After all, the house came supplied with both a complete kitchen and a dining room table, though we’d mostly only ever used the refrigerator and the sink in the kitchen. The dining room table was an obstacle to be walked around on the way to the living room couch, not somewhere to sit and eat. The table and the kitchen would get their first full use.

I learned a few things from that earliest experience. Cooking a turkey is not as daunting as it might seem, provided of course you get one that fits in your oven, which through sheer luck I did. You should also check your kitchen supplies long before you begin any kind of preparation of anything, not the hour your work begins.

Since this was a rental house full of college students, dishes, cookware, and the proper amount of silverware, not to mention carving knives and pot holders, as we belatedly found out, were in scant supply. Lastly, I learned that having three other chefs in the kitchen with me, all of whom were as inexperienced as I was, made for a potential fiasco of the first order.

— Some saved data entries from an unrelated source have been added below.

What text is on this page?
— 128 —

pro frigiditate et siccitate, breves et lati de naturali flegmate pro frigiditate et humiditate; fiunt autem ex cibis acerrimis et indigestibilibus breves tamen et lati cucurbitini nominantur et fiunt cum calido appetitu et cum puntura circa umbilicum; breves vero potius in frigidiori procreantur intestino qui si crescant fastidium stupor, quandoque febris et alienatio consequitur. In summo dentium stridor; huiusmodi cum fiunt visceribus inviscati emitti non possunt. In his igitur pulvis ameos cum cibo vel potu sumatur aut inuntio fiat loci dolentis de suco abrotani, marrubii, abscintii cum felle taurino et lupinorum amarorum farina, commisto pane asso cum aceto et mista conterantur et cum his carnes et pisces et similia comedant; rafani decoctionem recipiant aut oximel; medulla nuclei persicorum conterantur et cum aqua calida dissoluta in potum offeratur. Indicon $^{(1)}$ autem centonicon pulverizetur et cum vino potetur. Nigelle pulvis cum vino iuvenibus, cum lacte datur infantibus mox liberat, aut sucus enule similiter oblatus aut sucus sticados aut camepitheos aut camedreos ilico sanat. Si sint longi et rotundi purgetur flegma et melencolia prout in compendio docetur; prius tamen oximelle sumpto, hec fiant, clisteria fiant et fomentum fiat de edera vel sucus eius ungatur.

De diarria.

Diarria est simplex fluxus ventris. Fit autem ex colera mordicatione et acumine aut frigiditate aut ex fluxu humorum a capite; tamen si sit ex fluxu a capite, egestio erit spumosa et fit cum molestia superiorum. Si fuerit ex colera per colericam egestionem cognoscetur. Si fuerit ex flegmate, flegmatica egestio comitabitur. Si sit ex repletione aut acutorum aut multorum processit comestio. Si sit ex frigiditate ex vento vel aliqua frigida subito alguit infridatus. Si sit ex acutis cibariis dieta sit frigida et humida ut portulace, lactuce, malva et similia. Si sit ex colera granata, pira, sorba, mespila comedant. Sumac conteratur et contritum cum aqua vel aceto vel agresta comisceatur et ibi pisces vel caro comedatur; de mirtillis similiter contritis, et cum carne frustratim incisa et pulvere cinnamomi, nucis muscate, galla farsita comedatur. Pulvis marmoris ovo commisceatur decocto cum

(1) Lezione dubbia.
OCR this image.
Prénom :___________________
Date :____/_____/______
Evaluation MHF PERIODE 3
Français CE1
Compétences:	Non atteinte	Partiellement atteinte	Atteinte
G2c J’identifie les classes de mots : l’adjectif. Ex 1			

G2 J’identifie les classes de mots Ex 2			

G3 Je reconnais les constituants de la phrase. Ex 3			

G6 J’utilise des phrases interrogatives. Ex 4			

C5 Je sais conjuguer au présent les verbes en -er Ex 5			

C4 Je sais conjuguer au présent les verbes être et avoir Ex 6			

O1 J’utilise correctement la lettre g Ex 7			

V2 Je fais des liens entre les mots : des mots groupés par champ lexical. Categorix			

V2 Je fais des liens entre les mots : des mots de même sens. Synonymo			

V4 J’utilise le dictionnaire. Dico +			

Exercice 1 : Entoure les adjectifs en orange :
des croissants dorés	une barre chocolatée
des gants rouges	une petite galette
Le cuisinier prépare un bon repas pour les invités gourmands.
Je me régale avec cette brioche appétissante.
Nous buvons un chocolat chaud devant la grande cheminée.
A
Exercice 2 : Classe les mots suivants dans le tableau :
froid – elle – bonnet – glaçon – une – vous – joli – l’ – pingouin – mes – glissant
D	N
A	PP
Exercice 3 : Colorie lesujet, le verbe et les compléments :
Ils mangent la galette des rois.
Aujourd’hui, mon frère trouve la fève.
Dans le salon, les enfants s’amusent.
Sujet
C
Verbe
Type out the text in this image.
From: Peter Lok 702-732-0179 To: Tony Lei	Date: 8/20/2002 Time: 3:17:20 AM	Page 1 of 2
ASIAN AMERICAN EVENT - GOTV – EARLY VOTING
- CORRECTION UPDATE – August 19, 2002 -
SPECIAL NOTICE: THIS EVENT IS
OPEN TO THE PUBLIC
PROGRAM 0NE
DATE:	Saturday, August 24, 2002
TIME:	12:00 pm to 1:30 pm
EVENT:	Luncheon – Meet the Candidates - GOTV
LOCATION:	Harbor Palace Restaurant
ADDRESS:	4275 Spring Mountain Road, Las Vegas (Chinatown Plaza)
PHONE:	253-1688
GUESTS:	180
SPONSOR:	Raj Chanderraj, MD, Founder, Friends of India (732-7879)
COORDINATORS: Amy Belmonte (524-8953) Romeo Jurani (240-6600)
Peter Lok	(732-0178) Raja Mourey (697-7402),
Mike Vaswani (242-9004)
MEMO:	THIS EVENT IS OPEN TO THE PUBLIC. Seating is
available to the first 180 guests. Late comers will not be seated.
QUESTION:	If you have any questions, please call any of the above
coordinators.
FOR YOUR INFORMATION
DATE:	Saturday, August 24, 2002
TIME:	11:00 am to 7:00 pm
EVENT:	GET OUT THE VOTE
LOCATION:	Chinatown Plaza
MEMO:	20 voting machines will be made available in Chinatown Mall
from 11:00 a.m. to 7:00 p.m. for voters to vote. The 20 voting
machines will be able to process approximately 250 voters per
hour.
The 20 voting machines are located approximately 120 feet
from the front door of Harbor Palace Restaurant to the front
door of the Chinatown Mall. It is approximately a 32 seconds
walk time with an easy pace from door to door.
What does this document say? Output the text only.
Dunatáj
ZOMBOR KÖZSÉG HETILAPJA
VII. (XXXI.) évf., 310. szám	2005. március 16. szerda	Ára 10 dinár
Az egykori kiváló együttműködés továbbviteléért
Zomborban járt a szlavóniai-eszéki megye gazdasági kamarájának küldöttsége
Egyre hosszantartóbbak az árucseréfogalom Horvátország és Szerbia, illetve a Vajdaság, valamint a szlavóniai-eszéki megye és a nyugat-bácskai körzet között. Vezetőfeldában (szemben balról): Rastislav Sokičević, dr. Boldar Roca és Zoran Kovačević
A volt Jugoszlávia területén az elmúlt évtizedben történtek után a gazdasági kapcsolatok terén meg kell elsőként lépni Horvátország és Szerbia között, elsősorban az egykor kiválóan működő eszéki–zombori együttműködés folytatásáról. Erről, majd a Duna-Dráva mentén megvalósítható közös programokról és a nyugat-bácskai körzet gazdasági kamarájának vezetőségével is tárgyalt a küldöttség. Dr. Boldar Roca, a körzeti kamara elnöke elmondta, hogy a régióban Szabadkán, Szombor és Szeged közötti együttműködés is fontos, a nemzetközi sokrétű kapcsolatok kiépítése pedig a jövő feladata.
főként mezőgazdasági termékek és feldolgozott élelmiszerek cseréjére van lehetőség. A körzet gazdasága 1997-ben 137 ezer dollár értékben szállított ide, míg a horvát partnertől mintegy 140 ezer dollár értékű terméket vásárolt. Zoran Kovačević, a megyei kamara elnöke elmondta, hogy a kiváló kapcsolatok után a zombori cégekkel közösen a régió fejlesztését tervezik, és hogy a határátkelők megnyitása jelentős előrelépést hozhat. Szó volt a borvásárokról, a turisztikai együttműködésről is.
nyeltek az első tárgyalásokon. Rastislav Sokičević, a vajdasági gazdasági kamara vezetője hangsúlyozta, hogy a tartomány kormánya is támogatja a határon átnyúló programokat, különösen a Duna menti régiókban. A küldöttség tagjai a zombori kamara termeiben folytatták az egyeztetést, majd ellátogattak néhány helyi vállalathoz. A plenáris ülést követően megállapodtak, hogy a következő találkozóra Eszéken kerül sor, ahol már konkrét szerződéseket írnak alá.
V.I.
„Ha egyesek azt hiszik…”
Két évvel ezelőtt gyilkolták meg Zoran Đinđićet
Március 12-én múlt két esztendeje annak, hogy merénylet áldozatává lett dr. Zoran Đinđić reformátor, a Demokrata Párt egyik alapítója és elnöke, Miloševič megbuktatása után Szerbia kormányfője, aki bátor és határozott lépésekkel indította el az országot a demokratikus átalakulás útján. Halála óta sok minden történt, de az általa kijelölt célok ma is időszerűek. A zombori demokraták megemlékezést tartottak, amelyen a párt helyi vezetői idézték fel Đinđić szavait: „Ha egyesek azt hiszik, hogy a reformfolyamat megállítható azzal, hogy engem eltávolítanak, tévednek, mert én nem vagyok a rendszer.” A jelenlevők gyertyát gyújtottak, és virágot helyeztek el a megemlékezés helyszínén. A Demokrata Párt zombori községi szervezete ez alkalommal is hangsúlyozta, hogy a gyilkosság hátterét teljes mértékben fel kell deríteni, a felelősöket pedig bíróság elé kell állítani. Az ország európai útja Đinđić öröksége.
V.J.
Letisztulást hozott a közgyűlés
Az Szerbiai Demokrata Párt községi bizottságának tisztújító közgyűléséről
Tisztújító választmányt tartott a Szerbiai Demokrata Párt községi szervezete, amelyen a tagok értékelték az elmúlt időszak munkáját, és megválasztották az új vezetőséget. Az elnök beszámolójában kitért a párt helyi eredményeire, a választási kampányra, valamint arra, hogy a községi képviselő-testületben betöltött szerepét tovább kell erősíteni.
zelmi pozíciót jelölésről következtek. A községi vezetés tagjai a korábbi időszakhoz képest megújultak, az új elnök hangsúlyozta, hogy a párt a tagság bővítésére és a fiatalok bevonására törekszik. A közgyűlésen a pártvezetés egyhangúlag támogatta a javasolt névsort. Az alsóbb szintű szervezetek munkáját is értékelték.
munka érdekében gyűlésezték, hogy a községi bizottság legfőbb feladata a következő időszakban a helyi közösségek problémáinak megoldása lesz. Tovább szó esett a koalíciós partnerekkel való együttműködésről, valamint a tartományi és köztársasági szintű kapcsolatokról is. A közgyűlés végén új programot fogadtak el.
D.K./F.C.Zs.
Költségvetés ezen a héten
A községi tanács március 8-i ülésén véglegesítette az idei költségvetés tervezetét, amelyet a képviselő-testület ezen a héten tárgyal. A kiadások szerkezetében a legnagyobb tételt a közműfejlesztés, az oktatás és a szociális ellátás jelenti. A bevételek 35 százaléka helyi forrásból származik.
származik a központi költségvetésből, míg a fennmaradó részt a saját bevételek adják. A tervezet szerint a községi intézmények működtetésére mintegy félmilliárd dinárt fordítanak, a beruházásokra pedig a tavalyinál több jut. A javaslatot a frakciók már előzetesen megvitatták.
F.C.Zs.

We squabbled over who got time when to use the oven, or the almost non-existent counter space. We argued over what dishes to make as sides, and what ingredients, exactly, should go in to the stuffing. I thought stuffing absolutely must be cooked in the turkey, and bacon and onions are the prime ingredients besides the bread. One of my house mates acted as if stuffing cooked in the bird was a recipe for instant death of all who consumed it.

I personally dislike sweet potatoes with marshmallow topping, but that was another housemate’s favorite thing. Green bean casserole, especially when all the ingredients come from a can, made my stomach heave at the thought. My housemate from Co-op City in the Bronx, however, insisted he would be devastated without it.

In the end we somehow got it all done, with each of us having the thing we liked best beautifully prepared, cooked, and served at the same time. We all managed to eat some of everything, and none of us died or got sick. The fact that we didn’t have enough of the right dishes, or napkins, or even forks and knives, hardly made a difference. We were young, and able to improvise. It turns out a bread knife is not the best option for carving a turkey, but it does get the meat off the bone. We had a wonderful time, and declared it a success.

For many years I guess I got lucky. The job of preparing the feast fell to my sister, or my sister-in-law, both of whom had families long before I did. I remember those Thanksgivings with warmth and gratitude and the joy of being with family.

When I had young children and moved to Colorado, I discovered the Stanley Hotel, of Stephen King’s “The Shining” fame, served up a Thanksgiving feast worthy of royalty for a reasonable fee. So every year we drove up the mountain to Estes Park and stuffed ourselves, sitting at tables with starched white tablecloths, shining silver, and waiters to clean up our leftovers.

I suppose I shouldn’t complain if this year I have to prepare a bird. I have a beautiful kitchen of my own, with nobody to fight me for space or time, or ingredients. I can make an hors d’oeuvre, and a salad, and a stuffed turkey. They all will fit in my car. It’s such a small price to pay for family.